O sinistro refere-se à avaria e queima do sistema de ar-condicionado da minha habitação, causada por sobretensão/interrupções elétricas verificadas durante as tempestades. Toda a documentação técnica, relatórios e orçamentos foram devidamente enviados à seguradora.
No entanto, após meses de demora e falta de acompanhamento, a Fidelidade procedeu ao pagamento parcial de apenas 2.233,92€, valor que não corresponde aos prejuízos reais apresentados e comprovados documentalmente.
Os próprios documentos enviados à seguradora demonstram claramente que:
* O orçamento dos equipamentos ascende a aproximadamente 2.747,72€;
* Existe ainda um valor estimado de cerca de 1.000€ relativo à mão de obra de instalação;
* Os custos totais necessários para reposição do sistema ultrapassam largamente o montante pago pela Fidelidade.
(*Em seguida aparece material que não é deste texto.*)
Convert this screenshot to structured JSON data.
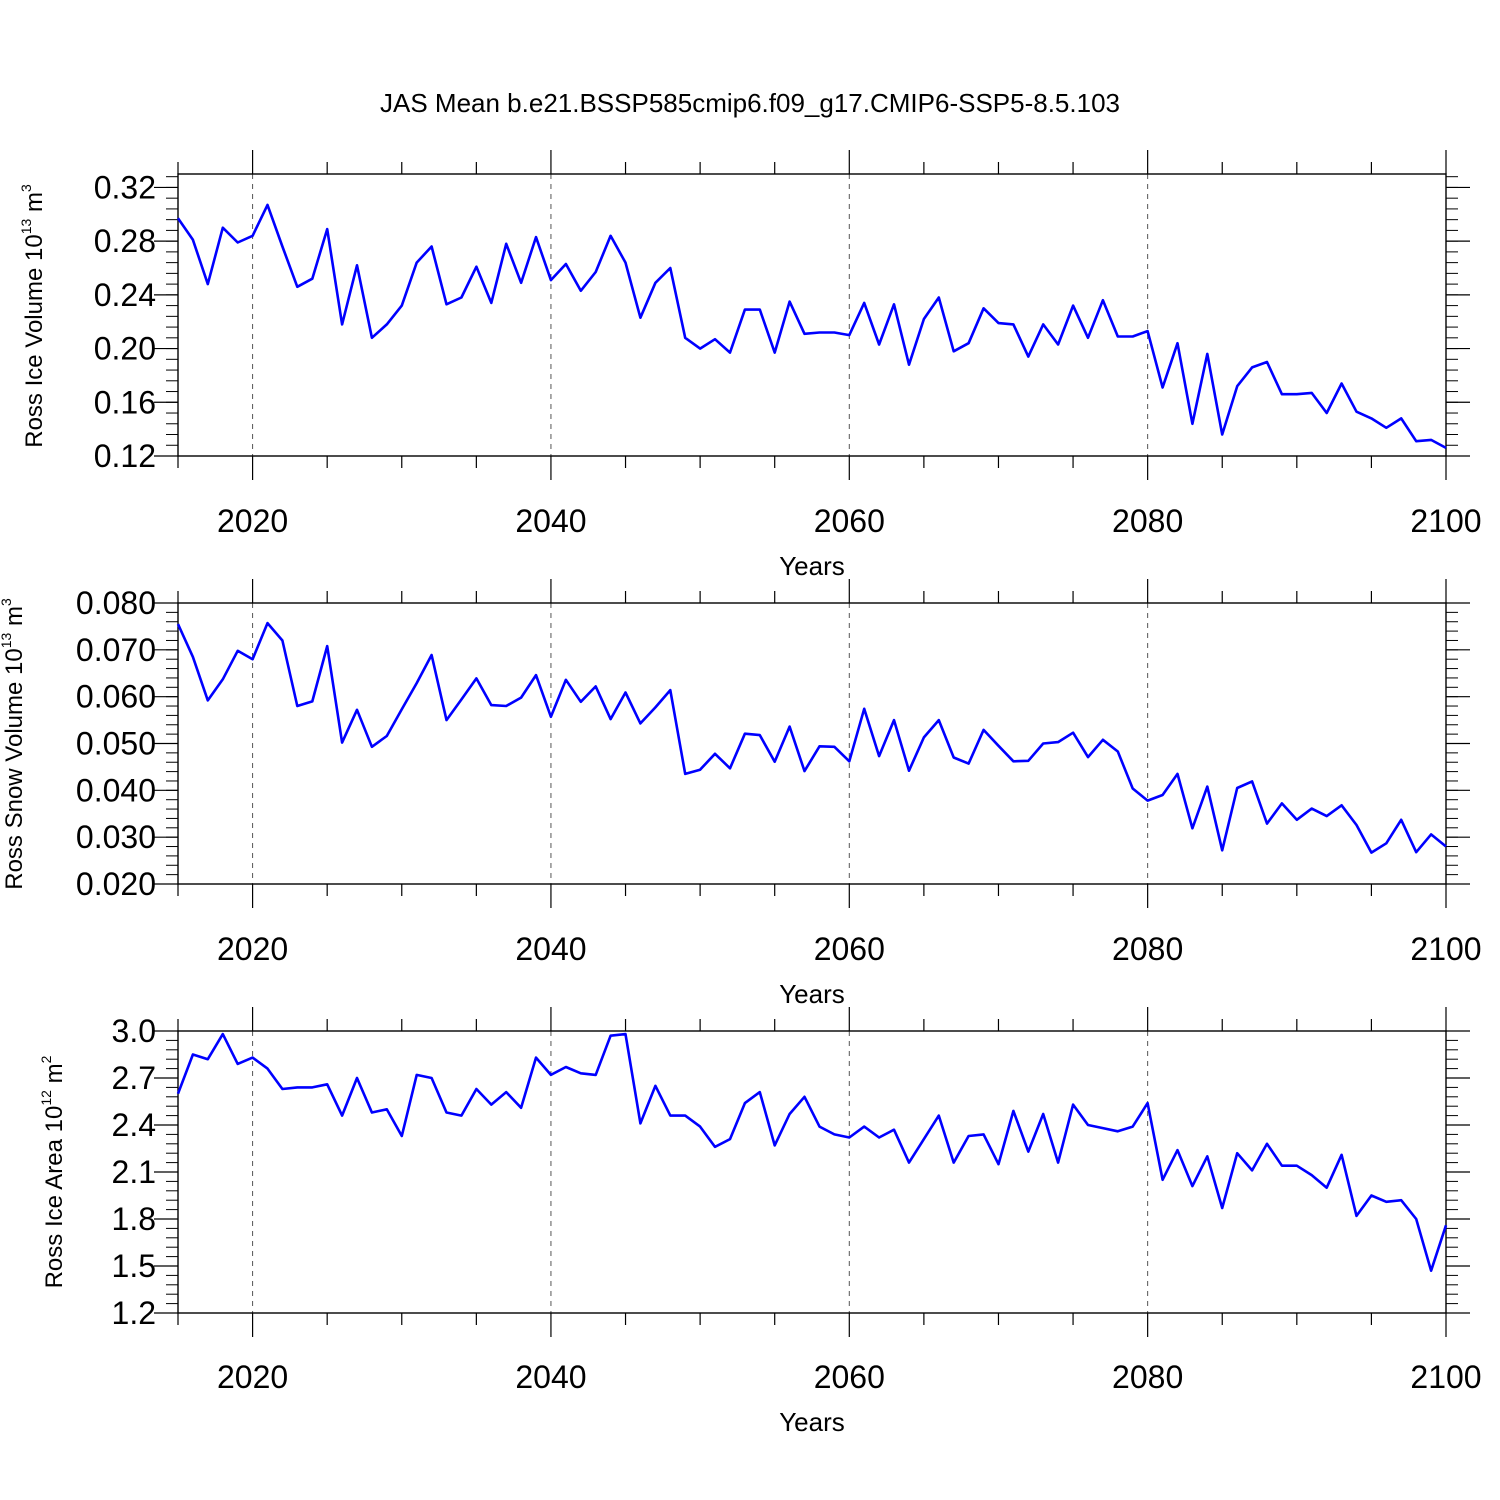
{
  "figure": {
    "title": "JAS Mean b.e21.BSSP585cmip6.f09_g17.CMIP6-SSP5-8.5.103"
  },
  "chart_data": [
    {
      "type": "line",
      "ylabel": "Ross Ice Volume 10",
      "ylabel_exp": "13",
      "ylabel_unit": " m",
      "ylabel_unit_exp": "3",
      "xlabel": "Years",
      "xlim": [
        2015,
        2100
      ],
      "ylim": [
        0.12,
        0.33
      ],
      "yticks": [
        0.12,
        0.16,
        0.2,
        0.24,
        0.28,
        0.32
      ],
      "ytick_labels": [
        "0.12",
        "0.16",
        "0.20",
        "0.24",
        "0.28",
        "0.32"
      ],
      "xticks": [
        2020,
        2040,
        2060,
        2080,
        2100
      ],
      "xtick_labels": [
        "2020",
        "2040",
        "2060",
        "2080",
        "2100"
      ],
      "grid": "dashed vertical at major x ticks",
      "line_color": "#0000ff",
      "x_start": 2015,
      "values": [
        0.297,
        0.281,
        0.248,
        0.29,
        0.279,
        0.284,
        0.307,
        0.276,
        0.246,
        0.252,
        0.289,
        0.218,
        0.262,
        0.208,
        0.218,
        0.232,
        0.264,
        0.276,
        0.233,
        0.238,
        0.261,
        0.234,
        0.278,
        0.249,
        0.283,
        0.251,
        0.263,
        0.243,
        0.257,
        0.284,
        0.264,
        0.223,
        0.249,
        0.26,
        0.208,
        0.2,
        0.207,
        0.197,
        0.229,
        0.229,
        0.197,
        0.235,
        0.211,
        0.212,
        0.212,
        0.21,
        0.234,
        0.203,
        0.233,
        0.188,
        0.222,
        0.238,
        0.198,
        0.204,
        0.23,
        0.219,
        0.218,
        0.194,
        0.218,
        0.203,
        0.232,
        0.208,
        0.236,
        0.209,
        0.209,
        0.213,
        0.171,
        0.204,
        0.144,
        0.196,
        0.136,
        0.172,
        0.186,
        0.19,
        0.166,
        0.166,
        0.167,
        0.152,
        0.174,
        0.153,
        0.148,
        0.141,
        0.148,
        0.131,
        0.132,
        0.126
      ]
    },
    {
      "type": "line",
      "ylabel": "Ross Snow Volume 10",
      "ylabel_exp": "13",
      "ylabel_unit": " m",
      "ylabel_unit_exp": "3",
      "xlabel": "Years",
      "xlim": [
        2015,
        2100
      ],
      "ylim": [
        0.02,
        0.08
      ],
      "yticks": [
        0.02,
        0.03,
        0.04,
        0.05,
        0.06,
        0.07,
        0.08
      ],
      "ytick_labels": [
        "0.020",
        "0.030",
        "0.040",
        "0.050",
        "0.060",
        "0.070",
        "0.080"
      ],
      "xticks": [
        2020,
        2040,
        2060,
        2080,
        2100
      ],
      "xtick_labels": [
        "2020",
        "2040",
        "2060",
        "2080",
        "2100"
      ],
      "grid": "dashed vertical at major x ticks",
      "line_color": "#0000ff",
      "x_start": 2015,
      "values": [
        0.0755,
        0.0685,
        0.0592,
        0.0637,
        0.0698,
        0.068,
        0.0757,
        0.072,
        0.058,
        0.059,
        0.0708,
        0.0502,
        0.0572,
        0.0493,
        0.0516,
        0.0573,
        0.0629,
        0.0689,
        0.055,
        0.0594,
        0.0639,
        0.0582,
        0.058,
        0.0598,
        0.0646,
        0.0557,
        0.0636,
        0.0589,
        0.0622,
        0.0552,
        0.0609,
        0.0543,
        0.0577,
        0.0614,
        0.0435,
        0.0444,
        0.0478,
        0.0447,
        0.0521,
        0.0518,
        0.0461,
        0.0536,
        0.0441,
        0.0494,
        0.0493,
        0.0462,
        0.0574,
        0.0473,
        0.055,
        0.0442,
        0.0513,
        0.055,
        0.047,
        0.0457,
        0.0529,
        0.0495,
        0.0462,
        0.0463,
        0.05,
        0.0503,
        0.0523,
        0.0471,
        0.0508,
        0.0483,
        0.0404,
        0.0378,
        0.039,
        0.0435,
        0.0319,
        0.0408,
        0.0272,
        0.0405,
        0.0419,
        0.0329,
        0.0372,
        0.0337,
        0.0361,
        0.0345,
        0.0368,
        0.0326,
        0.0267,
        0.0287,
        0.0337,
        0.0268,
        0.0306,
        0.028
      ]
    },
    {
      "type": "line",
      "ylabel": "Ross Ice Area 10",
      "ylabel_exp": "12",
      "ylabel_unit": " m",
      "ylabel_unit_exp": "2",
      "xlabel": "Years",
      "xlim": [
        2015,
        2100
      ],
      "ylim": [
        1.2,
        3.0
      ],
      "yticks": [
        1.2,
        1.5,
        1.8,
        2.1,
        2.4,
        2.7,
        3.0
      ],
      "ytick_labels": [
        "1.2",
        "1.5",
        "1.8",
        "2.1",
        "2.4",
        "2.7",
        "3.0"
      ],
      "xticks": [
        2020,
        2040,
        2060,
        2080,
        2100
      ],
      "xtick_labels": [
        "2020",
        "2040",
        "2060",
        "2080",
        "2100"
      ],
      "grid": "dashed vertical at major x ticks",
      "line_color": "#0000ff",
      "x_start": 2015,
      "values": [
        2.6,
        2.85,
        2.82,
        2.98,
        2.79,
        2.83,
        2.76,
        2.63,
        2.64,
        2.64,
        2.66,
        2.46,
        2.7,
        2.48,
        2.5,
        2.33,
        2.72,
        2.7,
        2.48,
        2.46,
        2.63,
        2.53,
        2.61,
        2.51,
        2.83,
        2.72,
        2.77,
        2.73,
        2.72,
        2.97,
        2.98,
        2.41,
        2.65,
        2.46,
        2.46,
        2.39,
        2.26,
        2.31,
        2.54,
        2.61,
        2.27,
        2.47,
        2.58,
        2.39,
        2.34,
        2.32,
        2.39,
        2.32,
        2.37,
        2.16,
        2.31,
        2.46,
        2.16,
        2.33,
        2.34,
        2.15,
        2.49,
        2.23,
        2.47,
        2.16,
        2.53,
        2.4,
        2.38,
        2.36,
        2.39,
        2.54,
        2.05,
        2.24,
        2.01,
        2.2,
        1.87,
        2.22,
        2.11,
        2.28,
        2.14,
        2.14,
        2.08,
        2.0,
        2.21,
        1.82,
        1.95,
        1.91,
        1.92,
        1.8,
        1.47,
        1.76
      ]
    }
  ]
}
Apesar disso, a seguradora decidiu encerrar/concluir o processo sem pagar a totalidade dos valores reclamados e sem apresentar qualquer explicação clara ou fundamentada para a exclusão da mão de obra e restantes custos técnicos.
Questiono:
Como pode a Fidelidade considerar um processo resolvido pagando apenas parte do equipamento e ignorando totalmente os custos obrigatórios de instalação e montagem? Quem suportará esses encargos necessários para repor o sistema em funcionamento?
Além da questão financeira, a situação agravou-se pela completa falta de contacto e acompanhamento por parte da gestora do processo, Ana Matos.
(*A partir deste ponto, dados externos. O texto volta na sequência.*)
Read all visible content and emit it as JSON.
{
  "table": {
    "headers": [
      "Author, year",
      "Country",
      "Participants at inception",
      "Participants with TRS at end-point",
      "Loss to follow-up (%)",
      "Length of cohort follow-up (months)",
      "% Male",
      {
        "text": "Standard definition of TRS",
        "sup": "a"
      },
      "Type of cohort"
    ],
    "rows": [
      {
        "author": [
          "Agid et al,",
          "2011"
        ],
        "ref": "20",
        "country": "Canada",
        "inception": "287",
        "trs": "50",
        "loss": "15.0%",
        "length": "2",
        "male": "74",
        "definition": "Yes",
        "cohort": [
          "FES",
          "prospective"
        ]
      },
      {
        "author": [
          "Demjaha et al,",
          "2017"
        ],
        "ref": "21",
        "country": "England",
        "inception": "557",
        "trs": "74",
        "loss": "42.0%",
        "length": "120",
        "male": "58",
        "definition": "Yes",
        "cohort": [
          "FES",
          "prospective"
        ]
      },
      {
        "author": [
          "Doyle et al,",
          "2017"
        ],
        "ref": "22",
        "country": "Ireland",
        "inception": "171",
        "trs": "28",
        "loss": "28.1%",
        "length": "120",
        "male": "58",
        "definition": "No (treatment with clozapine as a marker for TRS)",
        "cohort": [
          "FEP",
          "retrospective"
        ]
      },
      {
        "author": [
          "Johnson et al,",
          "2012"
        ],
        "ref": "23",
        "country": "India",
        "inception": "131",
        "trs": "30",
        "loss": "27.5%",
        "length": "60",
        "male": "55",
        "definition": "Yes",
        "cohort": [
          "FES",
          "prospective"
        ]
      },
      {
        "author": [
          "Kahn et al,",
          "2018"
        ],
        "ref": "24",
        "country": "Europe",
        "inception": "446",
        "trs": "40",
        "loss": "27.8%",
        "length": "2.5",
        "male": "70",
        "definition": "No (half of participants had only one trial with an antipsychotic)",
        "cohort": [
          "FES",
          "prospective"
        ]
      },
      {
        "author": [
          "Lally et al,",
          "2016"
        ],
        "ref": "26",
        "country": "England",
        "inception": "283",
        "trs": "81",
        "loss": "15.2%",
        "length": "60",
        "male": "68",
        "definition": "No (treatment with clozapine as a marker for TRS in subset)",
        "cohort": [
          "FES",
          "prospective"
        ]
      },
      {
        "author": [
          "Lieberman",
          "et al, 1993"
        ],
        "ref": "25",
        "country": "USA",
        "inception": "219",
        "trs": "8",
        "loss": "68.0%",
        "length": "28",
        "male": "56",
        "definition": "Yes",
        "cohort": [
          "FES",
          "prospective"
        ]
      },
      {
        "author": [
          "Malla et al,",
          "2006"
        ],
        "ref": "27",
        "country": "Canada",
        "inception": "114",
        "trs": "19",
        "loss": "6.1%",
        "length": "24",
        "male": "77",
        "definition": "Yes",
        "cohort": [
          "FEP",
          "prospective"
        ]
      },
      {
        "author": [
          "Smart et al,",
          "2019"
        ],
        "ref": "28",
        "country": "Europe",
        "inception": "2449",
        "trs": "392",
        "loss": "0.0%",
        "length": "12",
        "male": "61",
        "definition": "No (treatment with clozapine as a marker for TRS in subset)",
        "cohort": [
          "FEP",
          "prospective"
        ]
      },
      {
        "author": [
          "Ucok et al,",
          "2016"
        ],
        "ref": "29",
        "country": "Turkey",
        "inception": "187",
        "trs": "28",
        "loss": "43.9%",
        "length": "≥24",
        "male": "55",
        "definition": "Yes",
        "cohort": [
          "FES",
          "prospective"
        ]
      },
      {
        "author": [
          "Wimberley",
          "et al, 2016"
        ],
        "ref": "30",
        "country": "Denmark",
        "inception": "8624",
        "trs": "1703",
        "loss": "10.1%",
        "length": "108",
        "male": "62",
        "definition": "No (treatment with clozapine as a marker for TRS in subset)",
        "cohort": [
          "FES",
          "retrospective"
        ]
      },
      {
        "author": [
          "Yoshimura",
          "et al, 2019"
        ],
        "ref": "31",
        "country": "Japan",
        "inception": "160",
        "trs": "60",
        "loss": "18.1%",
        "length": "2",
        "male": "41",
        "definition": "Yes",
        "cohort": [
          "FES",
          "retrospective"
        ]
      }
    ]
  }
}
Desde terça-feira, dia 26 de maio, tentei inúmeras vezes obter esclarecimentos diretamente junto da Fidelidade:
* Liguei mais de 10 vezes para a seguradora;
* Solicitei repetidamente contacto da gestora;
* Nunca me foi passada a chamada;
* Nunca obtive retorno;
* Enviei diversos e-mails sem qualquer resposta.
Considero absolutamente inadmissível que um cliente fique impossibilitado de contactar a responsável pelo seu processo, especialmente numa situação em que existem valores claramente em falta e um processo encerrado indevidamente.
A atuação da Fidelidade demonstra falta de transparência, ausência de apoio ao cliente e incumprimento do dever de acompanhamento e informação.
Solicito:
* Revisão imediata do processo;
* Pagamento dos valores efetivamente em falta;
* Esclarecimento formal sobre os critérios utilizados para exclusão da mão de obra;
* Contacto urgente por parte da gestora responsável ou de outro responsável competente.
Caso a situação não seja resolvida rapidamente, reservarei o direito de avançar com participação junto da ASF – Autoridade de Supervisão de Seguros e Fundos de Pensões e demais entidades competentes.